Burgol und Siegol

Mit Schuhwichse und Bürstchen – so pflegt man Schuhe. Das haben mir meine Eltern beigebracht. Inzwischen gilt das Wort «Schuhwichse» als hochgradig unanständig, und wer sie benützt, gilt geradezu als Fossil aus einer längst vergangenen Epoche. Der Trend schreibt blendend weisse Turnschuhe vor, und wenn sie nicht mehr weiss sind, wirft man sie weg und kauft neue.

Ich weiss nicht mehr, wo ich die runden Blechdöschen mit der geschwungenen Aufschrift Burgol und der Zeichnung einer Burg zuerst sah. Dieses Produkt schien aus der Zeit gefallen: Das Design stammt direkt aus den 1950er Jahren, und auch die solide, einfache Form der Verpackung. Doch, jetzt kommt es mir wieder in den Sinn… es war eine Schuhmacherei am Hegibachplatz, die Burgol verkaufte. Ich war sofort begeistert von diesem Produktdesign, und ich freute mich, dass diese Old-School-Schuhwichse, oder «Schuhcrème», wie man jetzt sagt, immer noch hergestellt wird. Der Name Burgol ist abgeleitet von Burgdorf, wo das Produkt zuerst hergestellt wurde.
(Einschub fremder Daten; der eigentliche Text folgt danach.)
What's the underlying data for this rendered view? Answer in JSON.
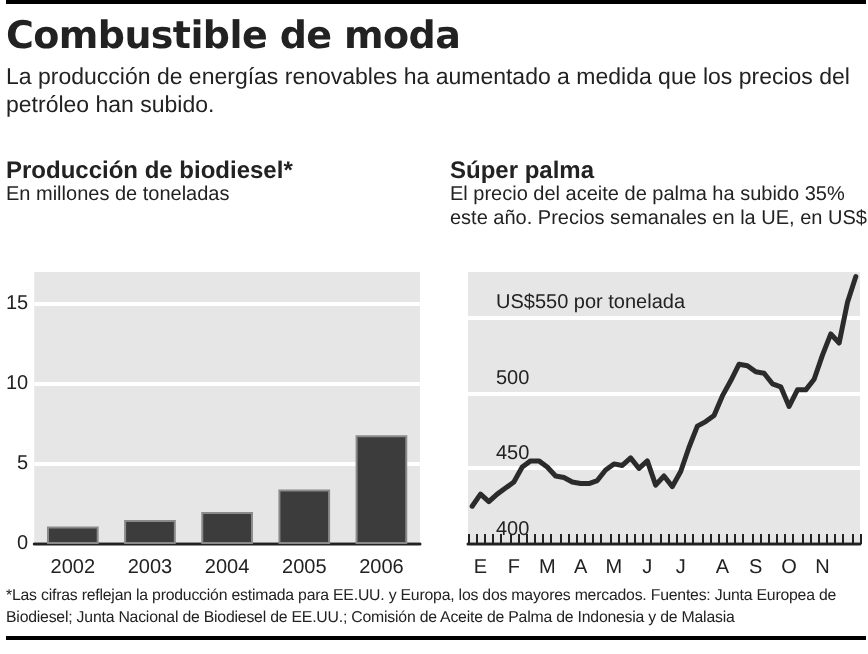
{
  "chart_data": [
    {
      "type": "bar",
      "title": "Producción de biodiesel*",
      "subtitle": "En millones de toneladas",
      "annotations": [
        "Combustible de moda",
        "La producción de energías renovables ha aumentado a medida que los precios del petróleo han subido.",
        "*Las cifras reflejan la producción estimada para EE.UU. y Europa, los dos mayores mercados. Fuentes: Junta Europea de Biodiesel; Junta Nacional de Biodiesel de EE.UU.; Comisión de Aceite de Palma de Indonesia y de Malasia"
      ],
      "categories": [
        "2002",
        "2003",
        "2004",
        "2005",
        "2006"
      ],
      "values": [
        1.1,
        1.5,
        2.0,
        3.4,
        6.8
      ],
      "color": "#3c3c3c",
      "ylim": [
        0,
        17
      ],
      "yticks": [
        0,
        5,
        10,
        15
      ],
      "grid": "y"
    },
    {
      "type": "line",
      "title": "Súper palma",
      "subtitle": "El precio del aceite de palma ha subido 35% este año. Precios semanales en la UE, en US$",
      "categories": [
        null,
        "E",
        null,
        null,
        null,
        "F",
        null,
        null,
        null,
        "M",
        null,
        null,
        null,
        "A",
        null,
        null,
        null,
        "M",
        null,
        null,
        null,
        "J",
        null,
        null,
        null,
        "J",
        null,
        null,
        null,
        null,
        "A",
        null,
        null,
        null,
        "S",
        null,
        null,
        null,
        "O",
        null,
        null,
        null,
        "N",
        null,
        null,
        null,
        null
      ],
      "values": [
        425,
        433,
        428,
        433,
        437,
        441,
        451,
        455,
        455,
        451,
        445,
        444,
        441,
        440,
        440,
        442,
        449,
        453,
        452,
        457,
        450,
        455,
        439,
        445,
        438,
        448,
        464,
        478,
        481,
        485,
        498,
        508,
        519,
        518,
        514,
        513,
        506,
        504,
        491,
        502,
        502,
        509,
        525,
        539,
        533,
        560,
        577
      ],
      "color": "#2b2b2b",
      "ylim": [
        400,
        580
      ],
      "yticks": [
        400,
        450,
        500,
        {
          "value": 550,
          "label": "US$550 por tonelada"
        }
      ],
      "grid": "y",
      "marker": "none"
    }
  ]
}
Da eine Dose ziemlich ergiebig ist, brauche ich nur alle paar Jahre Nachschub. Als ich gestern wieder mal Burgol kaufen wollte, war ich enttäuscht: Das Produkt wird in der Schweiz nicht mehr verkauft. Jedenfalls nicht mehr unter dem Namen Burgol. Der Hersteller, die Firma Siegenthaler in Herzogenbuchsee, nennt ihre Schuhcrème jetzt Siegol. Der Grund für den Namenswechsel liegt laut der Internetseite des Herstellers darin, dass seit ein paar Jahren eine deutsche Firma das Recht am Namen Burgol besitzt.
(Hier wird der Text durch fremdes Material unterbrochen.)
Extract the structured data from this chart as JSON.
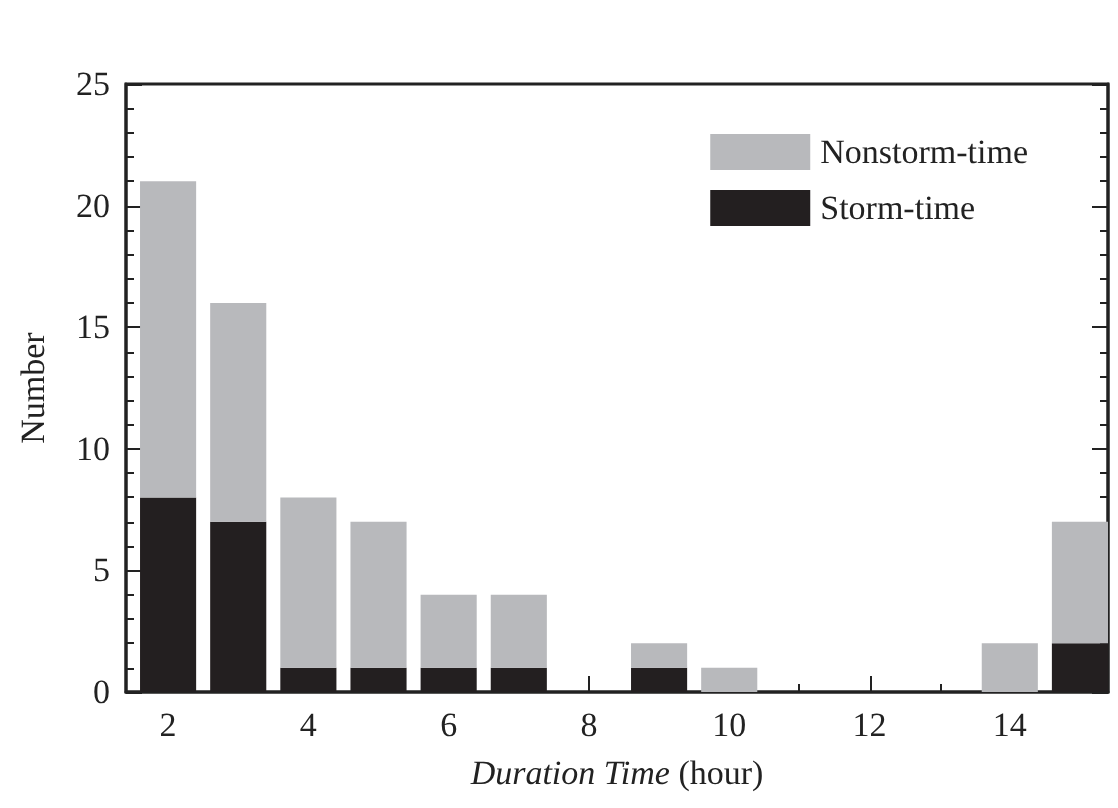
{
  "chart_data": {
    "type": "bar",
    "stacked": true,
    "x": [
      2,
      3,
      4,
      5,
      6,
      7,
      8,
      9,
      10,
      11,
      12,
      13,
      14,
      15
    ],
    "series": [
      {
        "name": "Storm-time",
        "color": "#231f20",
        "values": [
          8,
          7,
          1,
          1,
          1,
          1,
          0,
          1,
          0,
          0,
          0,
          0,
          0,
          2
        ]
      },
      {
        "name": "Nonstorm-time",
        "color": "#b8b9bc",
        "values": [
          13,
          9,
          7,
          6,
          3,
          3,
          0,
          1,
          1,
          0,
          0,
          0,
          2,
          5
        ]
      }
    ],
    "xlabel": "Duration Time (hour)",
    "ylabel": "Number",
    "xlim": [
      1.4,
      15.4
    ],
    "ylim": [
      0,
      25
    ],
    "xticks": [
      2,
      {
        "value": 3,
        "label": null
      },
      4,
      {
        "value": 5,
        "label": null
      },
      6,
      {
        "value": 7,
        "label": null
      },
      8,
      {
        "value": 9,
        "label": null
      },
      10,
      {
        "value": 11,
        "label": null
      },
      12,
      {
        "value": 13,
        "label": null
      },
      14,
      {
        "value": 15,
        "label": null
      }
    ],
    "yticks": [
      0,
      {
        "value": 1,
        "label": null
      },
      {
        "value": 2,
        "label": null
      },
      {
        "value": 3,
        "label": null
      },
      {
        "value": 4,
        "label": null
      },
      5,
      {
        "value": 6,
        "label": null
      },
      {
        "value": 7,
        "label": null
      },
      {
        "value": 8,
        "label": null
      },
      {
        "value": 9,
        "label": null
      },
      10,
      {
        "value": 11,
        "label": null
      },
      {
        "value": 12,
        "label": null
      },
      {
        "value": 13,
        "label": null
      },
      {
        "value": 14,
        "label": null
      },
      15,
      {
        "value": 16,
        "label": null
      },
      {
        "value": 17,
        "label": null
      },
      {
        "value": 18,
        "label": null
      },
      {
        "value": 19,
        "label": null
      },
      20,
      {
        "value": 21,
        "label": null
      },
      {
        "value": 22,
        "label": null
      },
      {
        "value": 23,
        "label": null
      },
      {
        "value": 24,
        "label": null
      },
      25
    ],
    "grid": false,
    "legend": "top right"
  }
}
Siegol wird, genauso wie früher Burgol, in einer runden Blechdose verkauft. Das Logo ist jetzt modern und frisch, immer noch schön gestaltet, aber jetzt optisch in der Gegenwart angekommen. Deshalb bin ich nicht mehr so enttäuscht. Denn auch wenn mir das museal anmutende Burgol-Design gefiel, weil es so herrlich altmodisch aussah, finde ich es sehr gut, wenn die traditionelle Technik des Schuhputzens jetzt optisch aktuell daher kommt. Was ich auch grossartig finde: Das Produkt wird immer noch in Herzogenbuchsee im Kanton Bern hergestellt.

Burgol gibts immer noch, wird aber nur noch in Deutschland verkauft. Auch der deutsche Hersteller geht mit der Zeit – er bietet jetzt auch Pflegeprodukte für Turnschuhe an.